6.7      Important Questions

  1. If we cover a burning candle with an inverted glass, the flame of the candle goes off. This is because air is needed for the flame to burn & covering the candle with the glass will cut the air supply to the flame & the flame will go off.
  1. If we put water in paper cup and put it on flame, the paper cup does not burn. This is because the heat supplied to the paper cup is transferred to water by conduction & the in the presence of water, the ignition temperature of the paper is not reached.
  1. It is strictly advised not to use water o extinguish electrical fires. It is so because water may conduct electricity & harm those who are trying to extinguish the fire.
  1. Water can not be used to extinguish fire involving petrol. It is so because water is heavier than oil. Water will sink below the oil and oil keeps burning on the top.
  1. Co2 is the best extinguisher for fires involving electrical equipment & inflammable materials like petrol. It is so because CO2 is heavier than oxygen. It covers the fire like a blanket, so the contact between the fuel & the oxygen is cut off & the fire is doused.
  1. Kerosene oil produces flame whereas charcoal burns without a flame. This is because kerosene oil vaporises during burning giving out flames whereas charcoal does not vaporize and does not produce a flame.

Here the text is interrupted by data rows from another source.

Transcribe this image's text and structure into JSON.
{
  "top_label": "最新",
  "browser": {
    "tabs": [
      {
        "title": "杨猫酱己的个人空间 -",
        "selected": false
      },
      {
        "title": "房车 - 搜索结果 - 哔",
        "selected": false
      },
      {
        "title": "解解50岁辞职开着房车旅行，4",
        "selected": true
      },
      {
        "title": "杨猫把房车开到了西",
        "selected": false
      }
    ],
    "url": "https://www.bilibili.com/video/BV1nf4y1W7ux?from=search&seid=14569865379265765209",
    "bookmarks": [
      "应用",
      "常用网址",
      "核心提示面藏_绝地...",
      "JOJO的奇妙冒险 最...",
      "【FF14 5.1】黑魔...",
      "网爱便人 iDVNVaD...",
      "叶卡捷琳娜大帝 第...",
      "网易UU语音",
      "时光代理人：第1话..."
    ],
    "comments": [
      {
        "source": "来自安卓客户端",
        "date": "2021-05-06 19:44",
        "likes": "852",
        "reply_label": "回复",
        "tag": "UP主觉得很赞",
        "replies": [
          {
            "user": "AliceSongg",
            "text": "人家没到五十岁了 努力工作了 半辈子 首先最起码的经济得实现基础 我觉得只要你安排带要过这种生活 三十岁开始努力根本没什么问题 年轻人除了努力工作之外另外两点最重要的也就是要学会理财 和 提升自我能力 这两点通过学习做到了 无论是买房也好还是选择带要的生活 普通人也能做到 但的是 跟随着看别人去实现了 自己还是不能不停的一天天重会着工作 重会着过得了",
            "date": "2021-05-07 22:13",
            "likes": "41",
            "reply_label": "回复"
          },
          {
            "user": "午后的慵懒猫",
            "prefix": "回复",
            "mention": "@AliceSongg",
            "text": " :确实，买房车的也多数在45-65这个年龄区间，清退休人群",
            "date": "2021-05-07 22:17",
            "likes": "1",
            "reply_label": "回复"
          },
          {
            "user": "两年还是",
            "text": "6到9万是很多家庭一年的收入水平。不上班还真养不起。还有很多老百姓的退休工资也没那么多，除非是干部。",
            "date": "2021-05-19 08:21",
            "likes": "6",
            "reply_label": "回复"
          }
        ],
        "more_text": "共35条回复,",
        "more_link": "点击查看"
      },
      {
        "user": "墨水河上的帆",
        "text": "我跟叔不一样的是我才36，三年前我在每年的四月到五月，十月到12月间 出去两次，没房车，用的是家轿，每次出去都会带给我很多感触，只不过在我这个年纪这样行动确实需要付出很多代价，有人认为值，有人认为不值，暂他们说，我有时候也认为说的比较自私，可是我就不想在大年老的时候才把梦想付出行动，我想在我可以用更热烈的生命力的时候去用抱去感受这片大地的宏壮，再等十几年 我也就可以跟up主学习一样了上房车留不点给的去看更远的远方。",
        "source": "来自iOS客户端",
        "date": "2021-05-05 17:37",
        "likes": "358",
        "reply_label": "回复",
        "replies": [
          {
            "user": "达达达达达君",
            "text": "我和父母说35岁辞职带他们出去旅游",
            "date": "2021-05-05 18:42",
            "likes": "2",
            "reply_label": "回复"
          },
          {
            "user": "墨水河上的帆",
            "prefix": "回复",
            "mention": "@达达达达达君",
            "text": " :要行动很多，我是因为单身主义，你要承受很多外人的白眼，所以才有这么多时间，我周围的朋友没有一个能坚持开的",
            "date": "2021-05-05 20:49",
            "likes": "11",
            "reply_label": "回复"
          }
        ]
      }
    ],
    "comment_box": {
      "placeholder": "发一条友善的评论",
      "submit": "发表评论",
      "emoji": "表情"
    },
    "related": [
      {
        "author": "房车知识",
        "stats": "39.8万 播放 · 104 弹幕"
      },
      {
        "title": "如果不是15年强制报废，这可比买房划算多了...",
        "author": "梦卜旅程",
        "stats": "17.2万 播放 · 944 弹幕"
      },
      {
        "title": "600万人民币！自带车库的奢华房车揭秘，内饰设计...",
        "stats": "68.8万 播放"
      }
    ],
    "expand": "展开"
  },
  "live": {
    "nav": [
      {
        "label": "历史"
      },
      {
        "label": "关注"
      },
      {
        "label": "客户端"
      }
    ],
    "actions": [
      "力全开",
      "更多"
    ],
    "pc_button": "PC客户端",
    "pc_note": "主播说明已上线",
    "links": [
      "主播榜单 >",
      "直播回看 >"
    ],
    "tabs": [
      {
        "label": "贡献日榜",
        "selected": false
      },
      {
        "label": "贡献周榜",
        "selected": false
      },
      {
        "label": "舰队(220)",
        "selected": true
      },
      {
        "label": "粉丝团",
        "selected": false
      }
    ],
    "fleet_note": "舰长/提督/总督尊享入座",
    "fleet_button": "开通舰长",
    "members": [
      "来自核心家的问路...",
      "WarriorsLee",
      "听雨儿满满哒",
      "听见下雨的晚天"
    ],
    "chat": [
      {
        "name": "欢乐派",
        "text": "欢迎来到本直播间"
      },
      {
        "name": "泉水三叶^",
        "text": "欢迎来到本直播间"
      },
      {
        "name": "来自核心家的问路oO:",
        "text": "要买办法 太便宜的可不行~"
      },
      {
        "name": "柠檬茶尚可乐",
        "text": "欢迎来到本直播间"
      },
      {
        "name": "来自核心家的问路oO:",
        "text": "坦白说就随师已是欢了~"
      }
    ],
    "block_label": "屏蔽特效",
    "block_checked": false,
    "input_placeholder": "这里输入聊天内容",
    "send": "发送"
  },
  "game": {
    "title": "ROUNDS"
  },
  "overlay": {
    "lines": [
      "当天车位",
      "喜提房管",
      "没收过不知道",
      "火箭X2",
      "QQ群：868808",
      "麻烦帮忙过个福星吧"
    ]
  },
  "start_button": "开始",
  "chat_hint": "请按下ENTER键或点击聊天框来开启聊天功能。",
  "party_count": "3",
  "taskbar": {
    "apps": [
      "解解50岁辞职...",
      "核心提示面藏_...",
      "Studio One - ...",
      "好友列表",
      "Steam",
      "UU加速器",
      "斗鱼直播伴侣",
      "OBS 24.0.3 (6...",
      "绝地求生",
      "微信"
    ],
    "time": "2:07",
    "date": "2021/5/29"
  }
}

  1. Goldsmith blows the outermost zone of the flame with a metallic blow –pipe for melting gold. This is because the outermost zone is the zone of complete combustion & is the hottest zone.
  1. We should not sleep in a room with burning or simmering coal fire in it. It is so because burning of coal produces carbon monoxide which is a very poisonous gas & it can kill persons sleeping in that room.